Artificial Intelligence in Philippine Local Governance: Challenges and Opport...

Lucknow 💋 Russian Call Girls Lucknow ₹7.5k Pick Up & Drop With Cash Payment 8...

WIPO magazine issue -1 - 2024 World Intellectual Property organization.

VIP Kolkata Call Girl Jatin Das Park 👉 8250192130 Available With Room

(TARA) Call Girls Chakan ( 7001035870 ) HI-Fi Pune Escorts Service

Zechariah Boodey Farmstead Collaborative presentation - Humble Beginnings

When automated analysis goes wrong

1. When automated analysis goes wrong Tristan Roddis Cogapp MCN conference 2017

2. Tristan Roddis. Cogapp In this session • Successes • FAILURES

3. Tristan Roddis. Cogapp Failure 1: Interesting images

4. Tristan Roddis. Cogapp The problem

5. Adrian Hindle, Tristan Roddis. Cogapp "Nourishment for the Ailing" and "Nourishment for the Healthy" http://www.qdl.qa/en/archive/qnlhc/9549.20

6. Adrian Hindle, Tristan Roddis. Cogapp "Nourishment for the Ailing" and "Nourishment for the Healthy" http://www.qdl.qa/en/archive/qnlhc/9549.19

7. Adrian Hindle, Tristan Roddis. Cogapp

8. Tristan Roddis

9. Tristan Roddis

10. Tristan Roddis. Cogapp Success 1: Interesting images

11. Adrian Hindle, Tristan Roddis.
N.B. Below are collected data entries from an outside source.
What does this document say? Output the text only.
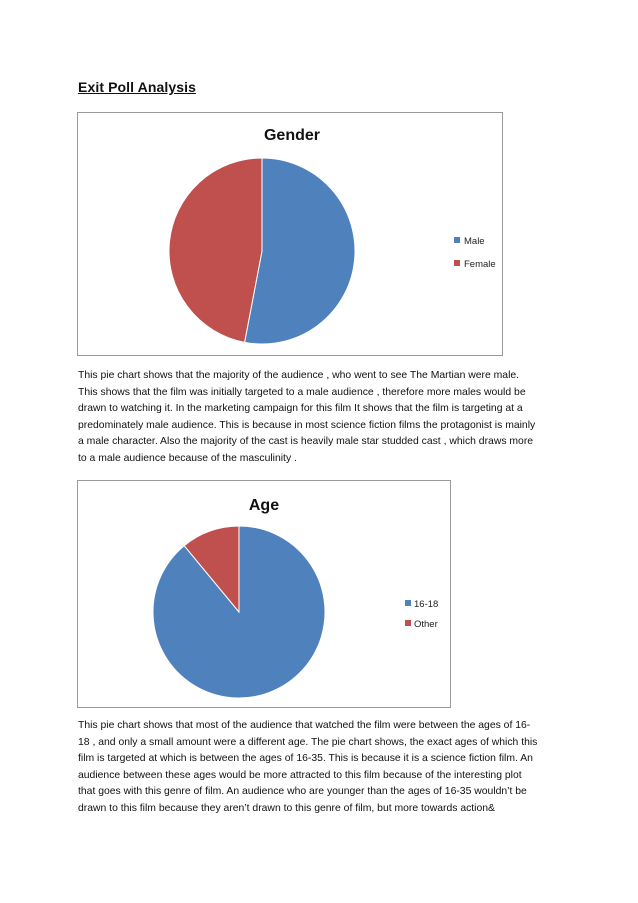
Exit Poll Analysis
Gender
Male
Female
This pie chart shows that the majority of the audience , who went to see The Martian were male.
This shows that the film was initially targeted to a male audience , therefore more males would be
drawn to watching it. In the marketing campaign for this film It shows that the film is targeting at a
predominately male audience. This is because in most science fiction films the protagonist is mainly
a male character. Also the majority of the cast is heavily male star studded cast , which draws more
to a male audience because of the masculinity .
Age
16-18
Other
This pie chart shows that most of the audience that watched the film were between the ages of 16-
18 , and only a small amount were a different age. The pie chart shows, the exact ages of which this
film is targeted at which is between the ages of 16-35. This is because it is a science fiction film. An
audience between these ages would be more attracted to this film because of the interesting plot
that goes with this genre of film. An audience who are younger than the ages of 16-35 wouldn’t be
drawn to this film because they aren’t drawn to this genre of film, but more towards action&
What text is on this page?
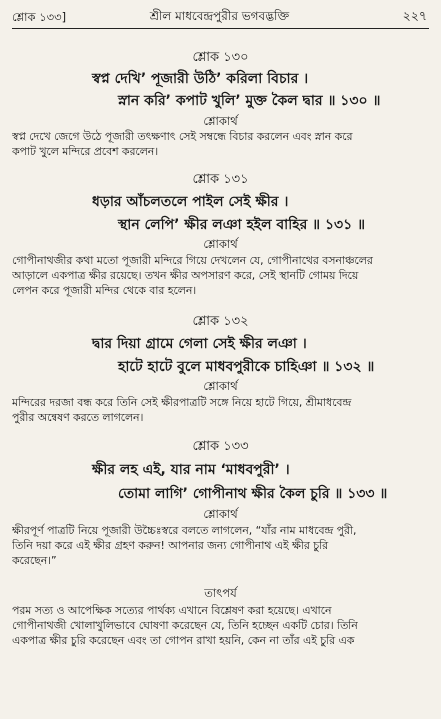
শ্লোক ১৩৩]	শ্রীল মাধবেন্দ্রপুরীর ভগবদ্ভক্তি	২২৭
শ্লোক ১৩০
স্বপ্ন দেখি’ পূজারী উঠি’ করিলা বিচার ।
স্নান করি’ কপাট খুলি’ মুক্ত কৈল দ্বার ॥ ১৩০ ॥
শ্লোকার্থ
স্বপ্ন দেখে জেগে উঠে পূজারী তৎক্ষণাৎ সেই সম্বন্ধে বিচার করলেন এবং স্নান করে
কপাট খুলে মন্দিরে প্রবেশ করলেন।
শ্লোক ১৩১
ধড়ার আঁচলতলে পাইল সেই ক্ষীর ।
স্থান লেপি’ ক্ষীর লঞা হইল বাহির ॥ ১৩১ ॥
শ্লোকার্থ
গোপীনাথজীর কথা মতো পূজারী মন্দিরে গিয়ে দেখলেন যে, গোপীনাথের বসনাঞ্চলের
আড়ালে একপাত্র ক্ষীর রয়েছে। তখন ক্ষীর অপসারণ করে, সেই স্থানটি গোময় দিয়ে
লেপন করে পূজারী মন্দির থেকে বার হলেন।
শ্লোক ১৩২
দ্বার দিয়া গ্রামে গেলা সেই ক্ষীর লঞা ।
হাটে হাটে বুলে মাধবপুরীকে চাহিঞা ॥ ১৩২ ॥
শ্লোকার্থ
মন্দিরের দরজা বন্ধ করে তিনি সেই ক্ষীরপাত্রটি সঙ্গে নিয়ে হাটে গিয়ে, শ্রীমাধবেন্দ্র
পুরীর অন্বেষণ করতে লাগলেন।
শ্লোক ১৩৩
ক্ষীর লহ এই, যার নাম ‘মাধবপুরী’ ।
তোমা লাগি’ গোপীনাথ ক্ষীর কৈল চুরি ॥ ১৩৩ ॥
শ্লোকার্থ
ক্ষীরপূর্ণ পাত্রটি নিয়ে পূজারী উচ্চৈঃস্বরে বলতে লাগলেন, “যাঁর নাম মাধবেন্দ্র পুরী,
তিনি দয়া করে এই ক্ষীর গ্রহণ করুন! আপনার জন্য গোপীনাথ এই ক্ষীর চুরি
করেছেন।”
তাৎপর্য
পরম সত্য ও আপেক্ষিক সত্যের পার্থক্য এখানে বিশ্লেষণ করা হয়েছে। এখানে
গোপীনাথজী খোলাখুলিভাবে ঘোষণা করেছেন যে, তিনি হচ্ছেন একটি চোর। তিনি
একপাত্র ক্ষীর চুরি করেছেন এবং তা গোপন রাখা হয়নি, কেন না তাঁর এই চুরি এক
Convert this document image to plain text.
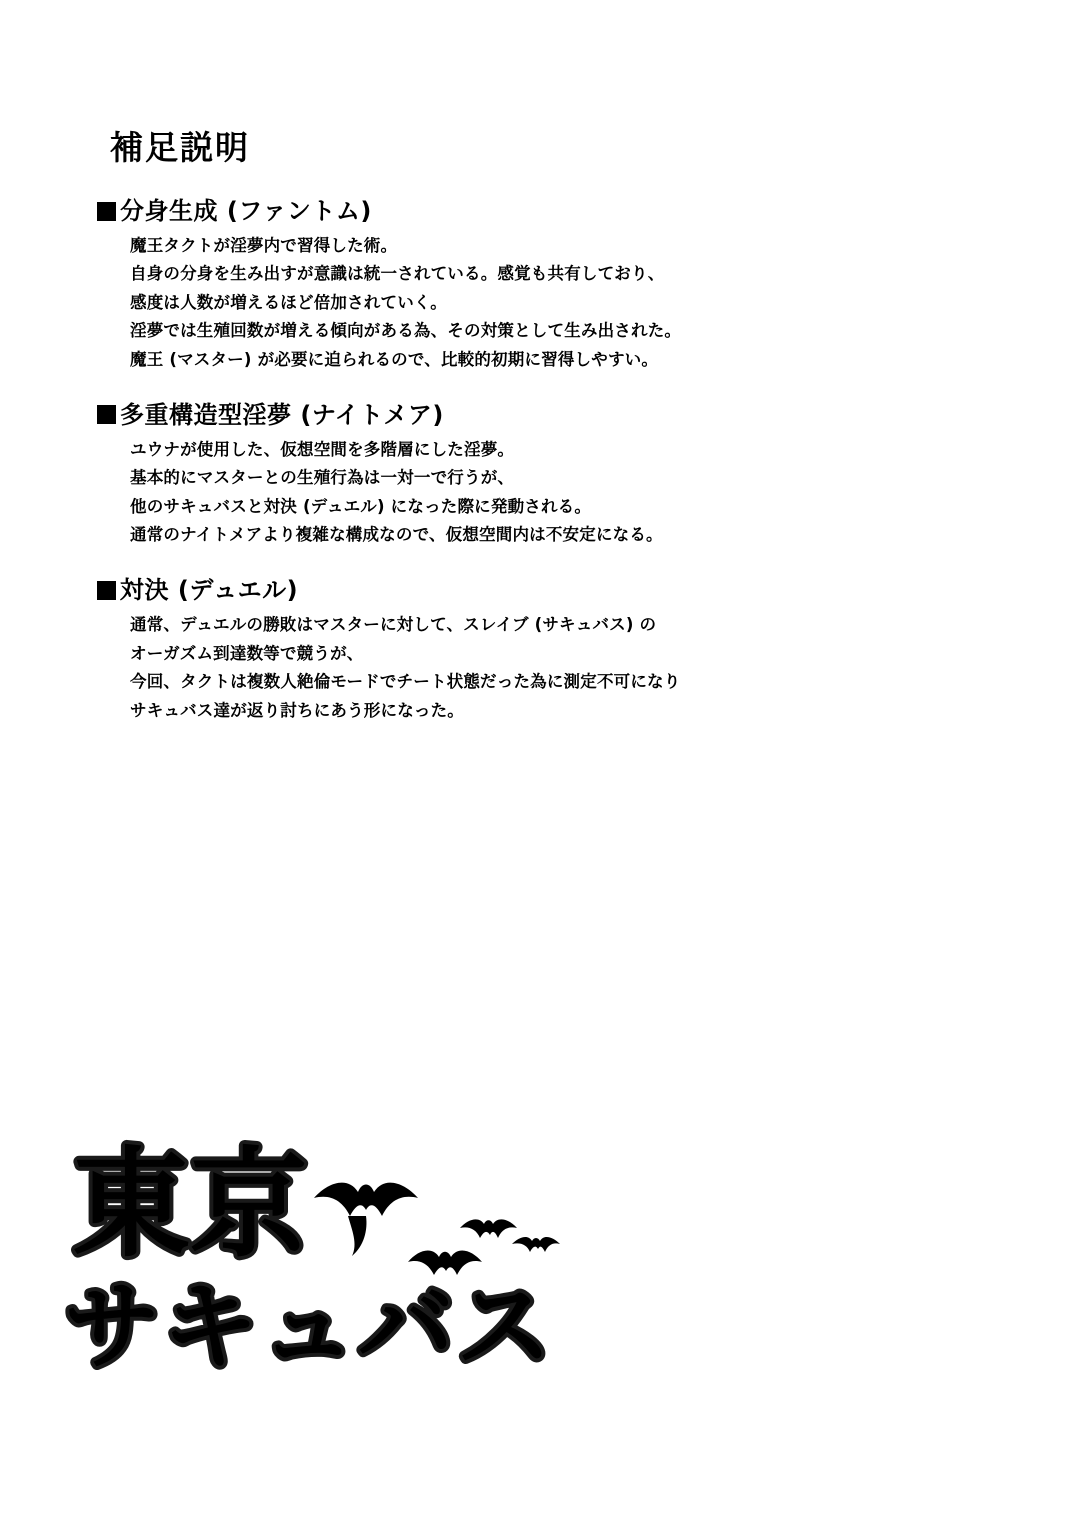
補足説明
分身生成 (ファントム)
魔王タクトが淫夢内で習得した術。
自身の分身を生み出すが意識は統一されている。感覚も共有しており、
感度は人数が増えるほど倍加されていく。
淫夢では生殖回数が増える傾向がある為、その対策として生み出された。
魔王 (マスター) が必要に迫られるので、比較的初期に習得しやすい。
多重構造型淫夢 (ナイトメア)
ユウナが使用した、仮想空間を多階層にした淫夢。
基本的にマスターとの生殖行為は一対一で行うが、
他のサキュバスと対決 (デュエル) になった際に発動される。
通常のナイトメアより複雑な構成なので、仮想空間内は不安定になる。
対決 (デュエル)
通常、デュエルの勝敗はマスターに対して、スレイブ (サキュバス) の
オーガズム到達数等で競うが、
今回、タクトは複数人絶倫モードでチート状態だった為に測定不可になり
サキュバス達が返り討ちにあう形になった。
東京
サキュバス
Cogapp • Automatically tag, organize, and search visual content with machine learning. • Create concepts

12. Adrian Hindle, Tristan Roddis. Cogapp • Existing concepts: • Illustration • Drawing

13. Adrian Hindle, Tristan Roddis. Cogapp • Negative concept: • Text • Manuscripts

14. Adrian Hindle, Tristan Roddis. Cogapp • Combination of two custom concepts • arabic_manuscript • arabic_ manuscript_with_image

15. Adrian Hindle, Tristan Roddis. Cogapp 45 images 45 images

16. Adrian Hindle, Tristan Roddis. Cogapp 26 images 26 images

17. Adrian Hindle, Tristan Roddis. Cogapp • Python script to create sets and train • Test and train

18. Adrian Hindle Tristan Roddis

19. Adrian Hindle, Tristan Roddis. Cogapp

20. Adrian Hindle Tristan Roddis

21. Adrian Hindle Tristan Roddis

22. Tristan Roddis

23. Tristan Roddis. Cogapp Other uses • Blank sheets vs. writing • Handwritten vs. typewritten • [your collection-specific question here]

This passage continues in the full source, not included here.